When you configure the Cassandra destination, you define connection information and map incoming fields to columns in the Cassandra table. You can also use a connection to configure the destination. You specify whether the destination writes each batch to Cassandra as a logged batch or an unlogged batch. You can disable batch writes and have the destination write records individually instead.
You configure whether the destination uses no authentication or username and password authentication to access the Cassandra cluster. If you install the DataStax Enterprise (DSE) Java driver, you can configure the destination to use DSE username and password authentication or Kerberos authentication. You can also enable the destination to use SSL/TLS to connect to the cluster.
Batch Type
The Cassandra destination can write batches to a Cassandra cluster using one of the following batch types:
- Logged
- Logged batches written to Cassandra use the Cassandra distributed batch log and are atomic. This means that the destination can only write entire batches of records to Cassandra. If an error occurs with one or more records in a batch, the destination fails the entire batch. When a batch fails, all records are sent to the stage for error handling.
- Unlogged
- Unlogged batches written to Cassandra do not use the Cassandra distributed batch log and are nonatomic. This means that the destination can write partial batches of records to Cassandra. If an error occurs with one or more records in a batch, the destination sends only those failed records to the stage for error handling. The destination writes the remaining records in the batch to Cassandra.
By default, the destination uses the logged batch type.
For more information about the Cassandra distributed batch log, see the Cassandra Query Language (CQL) documentation.
Authentication
- None - Performs no authentication.
- Username/Password - Uses Cassandra username and password authentication.
- Username/Password (DSE) - Uses DataStax Enterprise username and password authentication. Requires that you install the DSE Java driver.
- Kerberos (DSE) - Uses Kerberos authentication. Requires that you install the DSE Java driver.
Before selecting one of the DSE authentication providers, install the DSE Java driver
version 1.2.4 or later. For a compatibility matrix, see the Cassandra documentation. You install the
driver into the Cassandra stage library, streamsets-datacollector-cassandra_3-lib
, which includes the destination. For information about installing additional drivers, see Install External
Libraries in the Data Collector
documentation.
Kerberos (DSE) Authentication
If you install the DSE Java driver, you can use Kerberos authentication to connect to a Cassandra cluster. When you use Kerberos authentication, Data Collector uses the Kerberos principal and keytab to connect to the cluster. By default, Data Collector uses the user account who started it to connect.
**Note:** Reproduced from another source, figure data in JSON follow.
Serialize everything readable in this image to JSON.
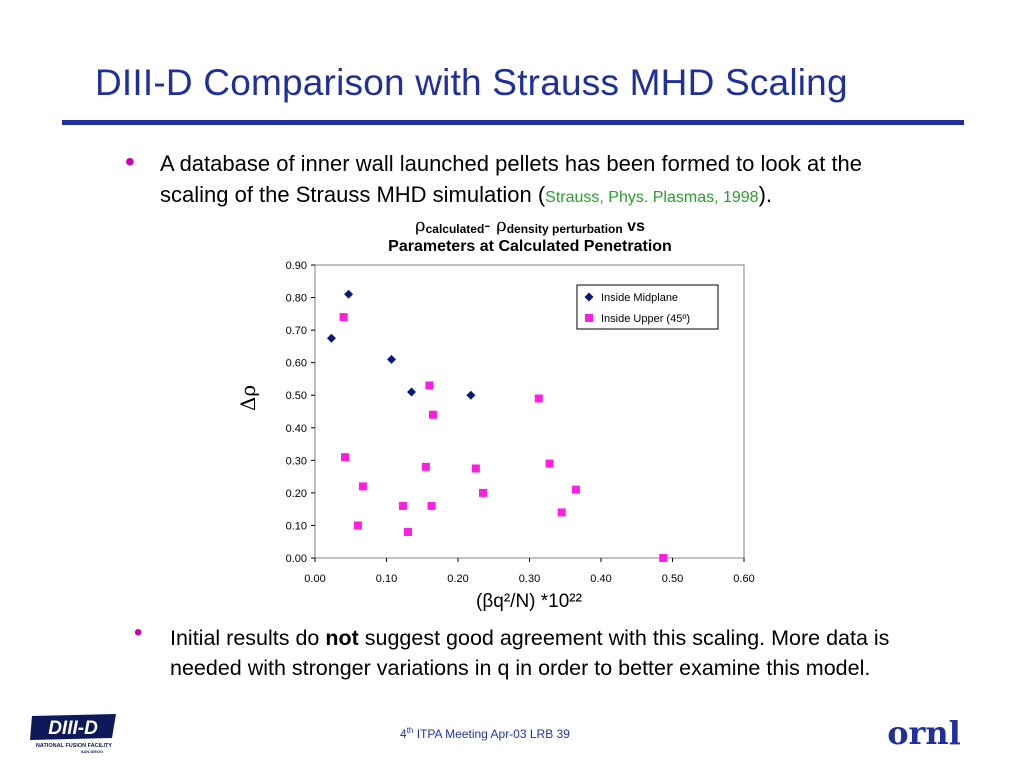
{
  "slide": {
    "title": "DIII-D Comparison with Strauss MHD Scaling",
    "bullet1_text": "A database of inner wall launched pellets has been formed to look at the scaling of the Strauss MHD simulation (",
    "bullet1_ref": "Strauss, Phys. Plasmas, 1998",
    "bullet1_end": ").",
    "bullet2_pre": "Initial results do ",
    "bullet2_bold": "not",
    "bullet2_post": " suggest good agreement with this scaling. More data is needed with stronger variations in q in order to better examine this model.",
    "footer": {
      "sup": "th",
      "text_after_sup": " ITPA Meeting  Apr-03   LRB     39",
      "number": "4",
      "left_logo_text": "DIII-D",
      "left_logo_sub": "NATIONAL FUSION FACILITY",
      "left_logo_sub2": "SAN DIEGO",
      "right_logo_text": "ornl"
    },
    "accent_color": "#1f2f9c",
    "bullet_color": "#cc00aa",
    "ref_color": "#2a9d2a"
  },
  "chart_data": {
    "type": "scatter",
    "title_line1_a": "ρ",
    "title_line1_sub_a": "calculated",
    "title_line1_dash": "- ρ",
    "title_line1_sub_b": "density perturbation",
    "title_line1_vs": " vs",
    "title_line2": "Parameters at Calculated Penetration",
    "ylabel": "Δρ",
    "xlabel": "(βq²/N) *10²²",
    "xlim": [
      0,
      0.6
    ],
    "ylim": [
      0,
      0.9
    ],
    "xticks": [
      "0.00",
      "0.10",
      "0.20",
      "0.30",
      "0.40",
      "0.50",
      "0.60"
    ],
    "yticks": [
      "0.00",
      "0.10",
      "0.20",
      "0.30",
      "0.40",
      "0.50",
      "0.60",
      "0.70",
      "0.80",
      "0.90"
    ],
    "grid": false,
    "legend_position": "top-right",
    "series": [
      {
        "name": "Inside Midplane",
        "marker": "diamond",
        "color": "#0a1a7a",
        "points": [
          [
            0.023,
            0.675
          ],
          [
            0.047,
            0.81
          ],
          [
            0.107,
            0.61
          ],
          [
            0.135,
            0.51
          ],
          [
            0.218,
            0.5
          ]
        ]
      },
      {
        "name": "Inside Upper (45º)",
        "marker": "square",
        "color": "#ff1ee0",
        "points": [
          [
            0.04,
            0.74
          ],
          [
            0.042,
            0.31
          ],
          [
            0.06,
            0.1
          ],
          [
            0.067,
            0.22
          ],
          [
            0.123,
            0.16
          ],
          [
            0.13,
            0.08
          ],
          [
            0.155,
            0.28
          ],
          [
            0.16,
            0.53
          ],
          [
            0.163,
            0.16
          ],
          [
            0.165,
            0.44
          ],
          [
            0.225,
            0.275
          ],
          [
            0.235,
            0.2
          ],
          [
            0.313,
            0.49
          ],
          [
            0.328,
            0.29
          ],
          [
            0.345,
            0.14
          ],
          [
            0.365,
            0.21
          ],
          [
            0.487,
            0.0
          ]
        ]
      }
    ]
  }
}
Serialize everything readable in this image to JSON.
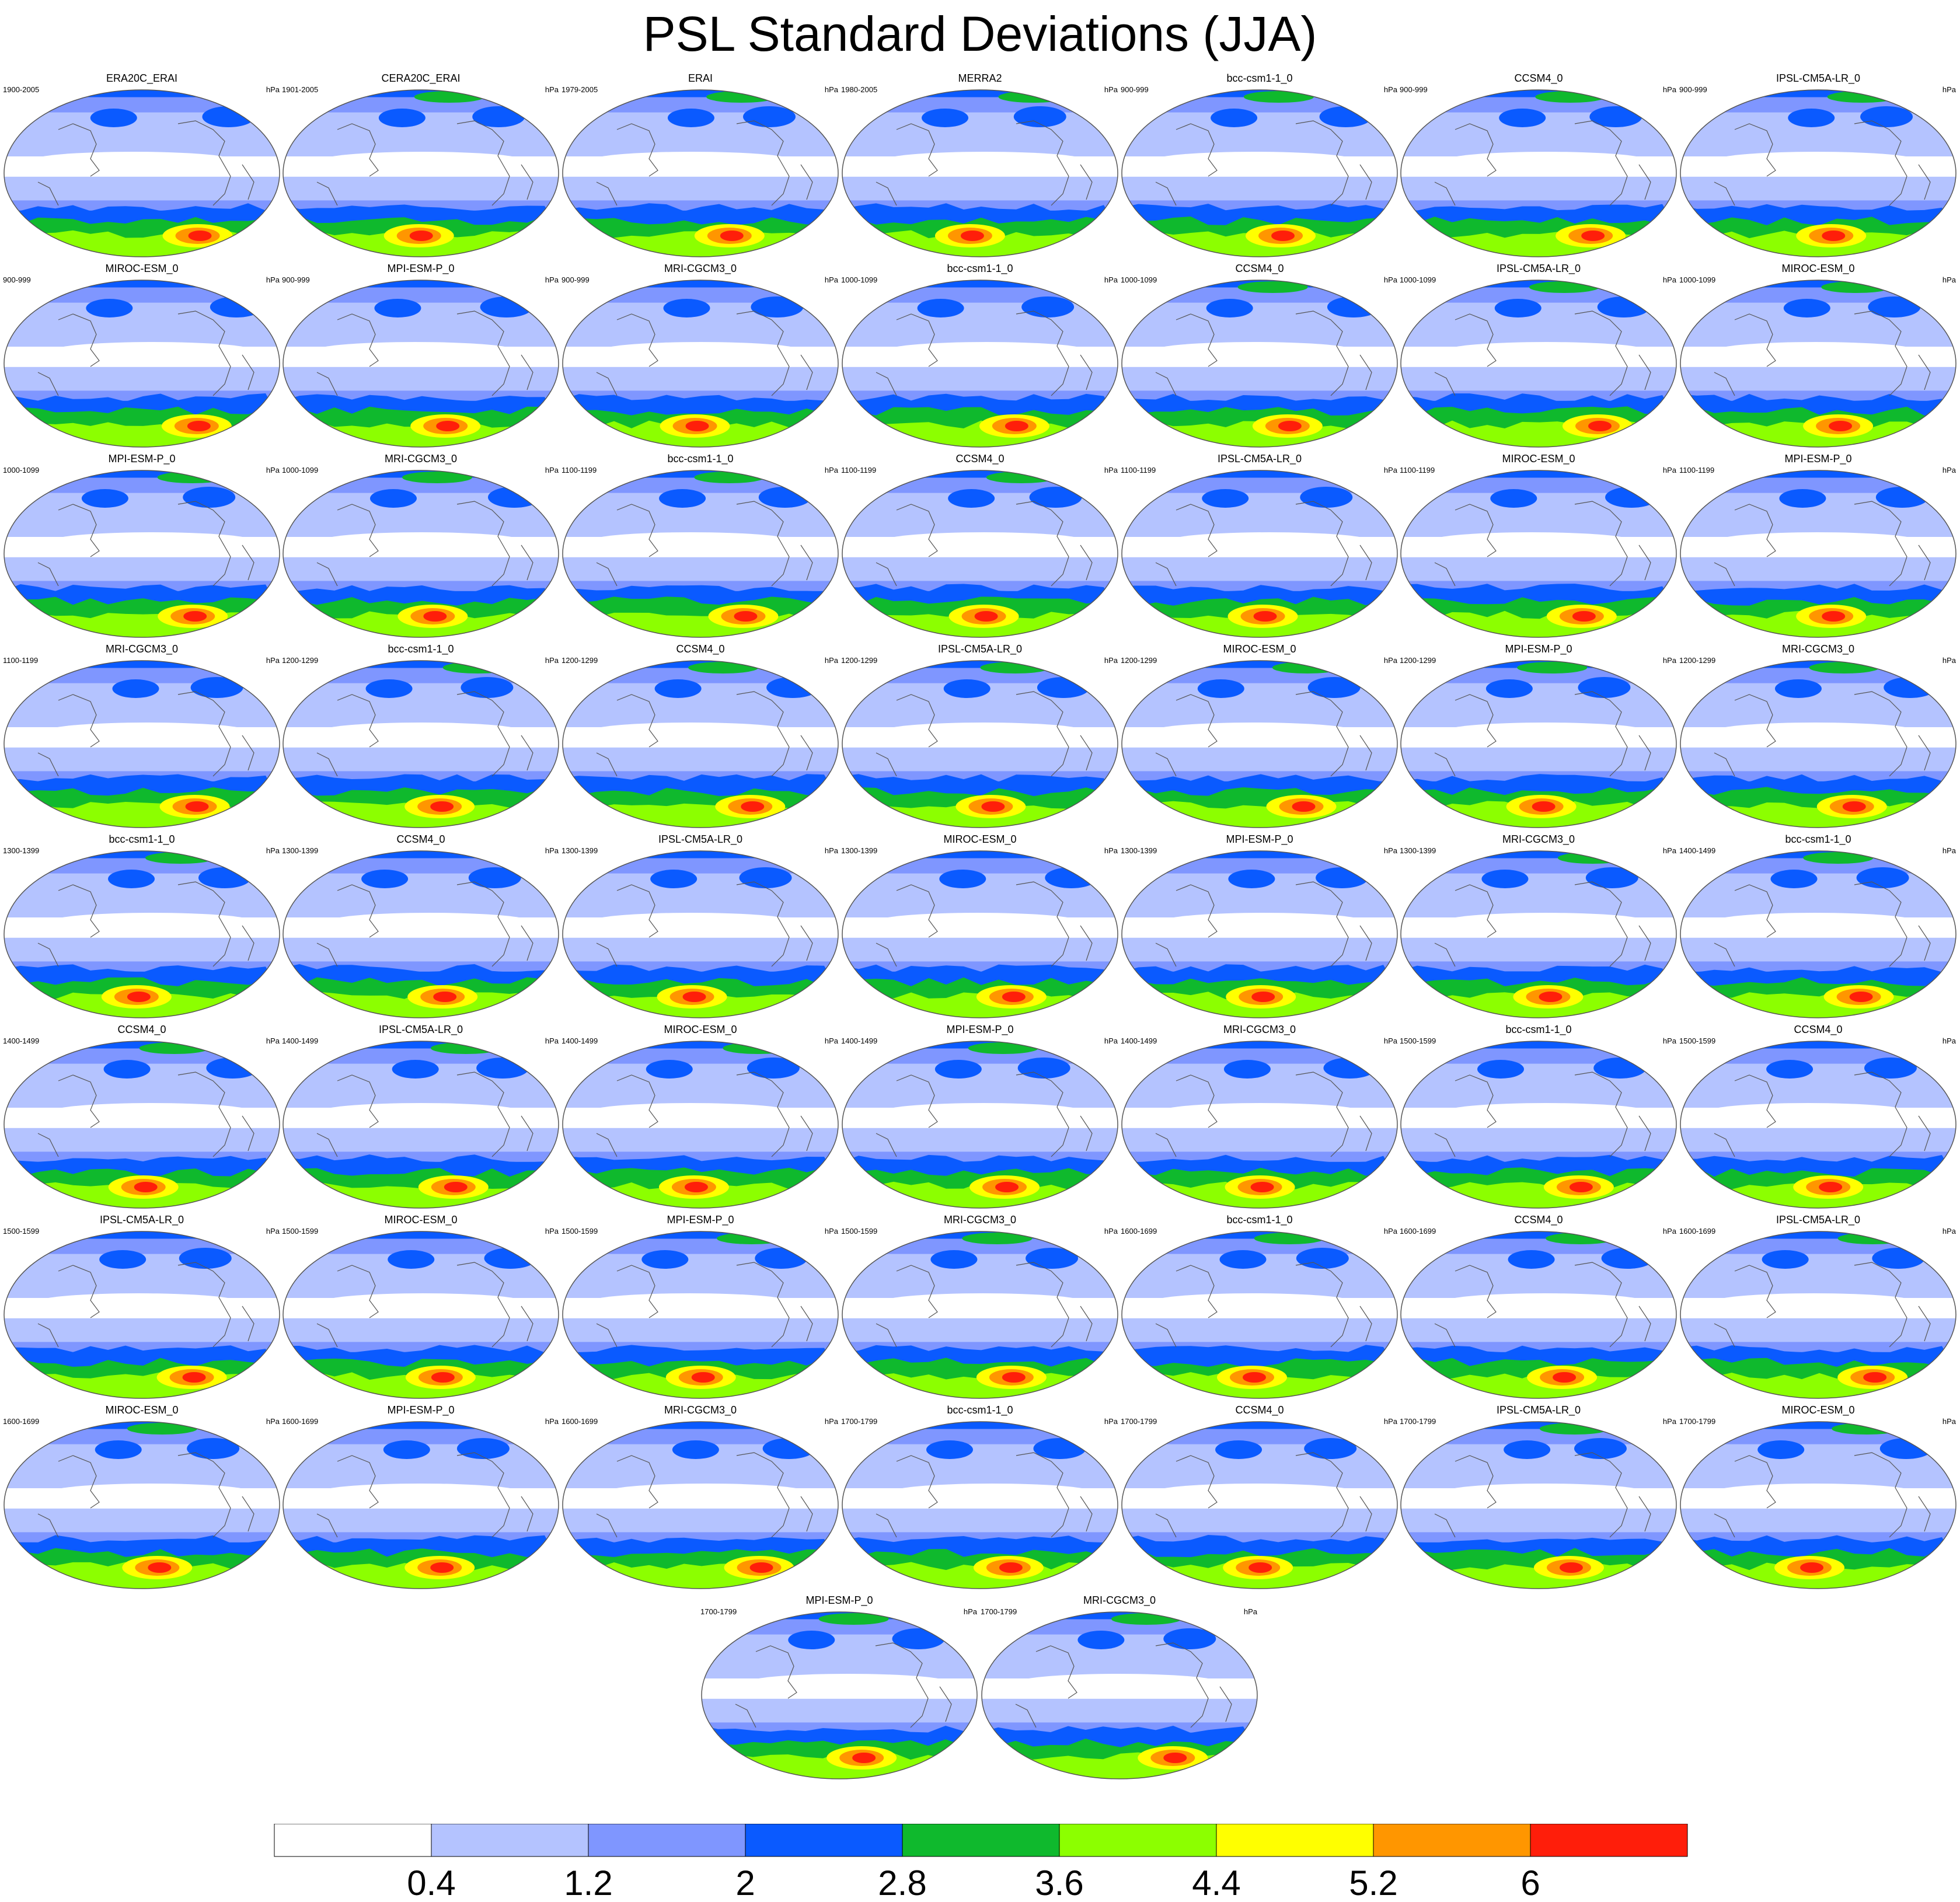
{
  "title": "PSL Standard Deviations (JJA)",
  "units": "hPa",
  "panels": [
    {
      "label": "ERA20C_ERAI",
      "years": "1900-2005"
    },
    {
      "label": "CERA20C_ERAI",
      "years": "1901-2005"
    },
    {
      "label": "ERAI",
      "years": "1979-2005"
    },
    {
      "label": "MERRA2",
      "years": "1980-2005"
    },
    {
      "label": "bcc-csm1-1_0",
      "years": "900-999"
    },
    {
      "label": "CCSM4_0",
      "years": "900-999"
    },
    {
      "label": "IPSL-CM5A-LR_0",
      "years": "900-999"
    },
    {
      "label": "MIROC-ESM_0",
      "years": "900-999"
    },
    {
      "label": "MPI-ESM-P_0",
      "years": "900-999"
    },
    {
      "label": "MRI-CGCM3_0",
      "years": "900-999"
    },
    {
      "label": "bcc-csm1-1_0",
      "years": "1000-1099"
    },
    {
      "label": "CCSM4_0",
      "years": "1000-1099"
    },
    {
      "label": "IPSL-CM5A-LR_0",
      "years": "1000-1099"
    },
    {
      "label": "MIROC-ESM_0",
      "years": "1000-1099"
    },
    {
      "label": "MPI-ESM-P_0",
      "years": "1000-1099"
    },
    {
      "label": "MRI-CGCM3_0",
      "years": "1000-1099"
    },
    {
      "label": "bcc-csm1-1_0",
      "years": "1100-1199"
    },
    {
      "label": "CCSM4_0",
      "years": "1100-1199"
    },
    {
      "label": "IPSL-CM5A-LR_0",
      "years": "1100-1199"
    },
    {
      "label": "MIROC-ESM_0",
      "years": "1100-1199"
    },
    {
      "label": "MPI-ESM-P_0",
      "years": "1100-1199"
    },
    {
      "label": "MRI-CGCM3_0",
      "years": "1100-1199"
    },
    {
      "label": "bcc-csm1-1_0",
      "years": "1200-1299"
    },
    {
      "label": "CCSM4_0",
      "years": "1200-1299"
    },
    {
      "label": "IPSL-CM5A-LR_0",
      "years": "1200-1299"
    },
    {
      "label": "MIROC-ESM_0",
      "years": "1200-1299"
    },
    {
      "label": "MPI-ESM-P_0",
      "years": "1200-1299"
    },
    {
      "label": "MRI-CGCM3_0",
      "years": "1200-1299"
    },
    {
      "label": "bcc-csm1-1_0",
      "years": "1300-1399"
    },
    {
      "label": "CCSM4_0",
      "years": "1300-1399"
    },
    {
      "label": "IPSL-CM5A-LR_0",
      "years": "1300-1399"
    },
    {
      "label": "MIROC-ESM_0",
      "years": "1300-1399"
    },
    {
      "label": "MPI-ESM-P_0",
      "years": "1300-1399"
    },
    {
      "label": "MRI-CGCM3_0",
      "years": "1300-1399"
    },
    {
      "label": "bcc-csm1-1_0",
      "years": "1400-1499"
    },
    {
      "label": "CCSM4_0",
      "years": "1400-1499"
    },
    {
      "label": "IPSL-CM5A-LR_0",
      "years": "1400-1499"
    },
    {
      "label": "MIROC-ESM_0",
      "years": "1400-1499"
    },
    {
      "label": "MPI-ESM-P_0",
      "years": "1400-1499"
    },
    {
      "label": "MRI-CGCM3_0",
      "years": "1400-1499"
    },
    {
      "label": "bcc-csm1-1_0",
      "years": "1500-1599"
    },
    {
      "label": "CCSM4_0",
      "years": "1500-1599"
    },
    {
      "label": "IPSL-CM5A-LR_0",
      "years": "1500-1599"
    },
    {
      "label": "MIROC-ESM_0",
      "years": "1500-1599"
    },
    {
      "label": "MPI-ESM-P_0",
      "years": "1500-1599"
    },
    {
      "label": "MRI-CGCM3_0",
      "years": "1500-1599"
    },
    {
      "label": "bcc-csm1-1_0",
      "years": "1600-1699"
    },
    {
      "label": "CCSM4_0",
      "years": "1600-1699"
    },
    {
      "label": "IPSL-CM5A-LR_0",
      "years": "1600-1699"
    },
    {
      "label": "MIROC-ESM_0",
      "years": "1600-1699"
    },
    {
      "label": "MPI-ESM-P_0",
      "years": "1600-1699"
    },
    {
      "label": "MRI-CGCM3_0",
      "years": "1600-1699"
    },
    {
      "label": "bcc-csm1-1_0",
      "years": "1700-1799"
    },
    {
      "label": "CCSM4_0",
      "years": "1700-1799"
    },
    {
      "label": "IPSL-CM5A-LR_0",
      "years": "1700-1799"
    },
    {
      "label": "MIROC-ESM_0",
      "years": "1700-1799"
    },
    {
      "label": "MPI-ESM-P_0",
      "years": "1700-1799"
    },
    {
      "label": "MRI-CGCM3_0",
      "years": "1700-1799"
    }
  ],
  "colorbar": {
    "colors": [
      "#ffffff",
      "#b4c3ff",
      "#7f96ff",
      "#0a5aff",
      "#0fb92d",
      "#8cff00",
      "#ffff00",
      "#ff9600",
      "#ff1e0a"
    ],
    "tick_labels": [
      "0.4",
      "1.2",
      "2",
      "2.8",
      "3.6",
      "4.4",
      "5.2",
      "6"
    ]
  }
}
The Kerberos principal and keytab are defined in the Data Collector configuration file,
$SDC_CONF/sdc.properties
. To use Kerberos authentication, configure all Kerberos properties in the Data Collector
configuration file, install the DSE Java driver, and then enable Kerberos (DSE) authentication in the
Cassandra destination.
Cassandra Data Types
Due to Cassandra requirements, the data types of the incoming fields must match the data types of the corresponding Cassandra columns. When appropriate, use a Field Type Converter processor earlier in the pipeline to convert data types.
For details about the conversion of Java data types to Cassandra data types, see the Cassandra documentation.
- ASCII
- Bigint
- Boolean
- Counter
- Decimal
- Double
- Float
- Int
- List
- Map
- Text
- Timestamp
- Timeuuid
- Uuid
- Varchar
- Varint
- Blob
- Inet
- Set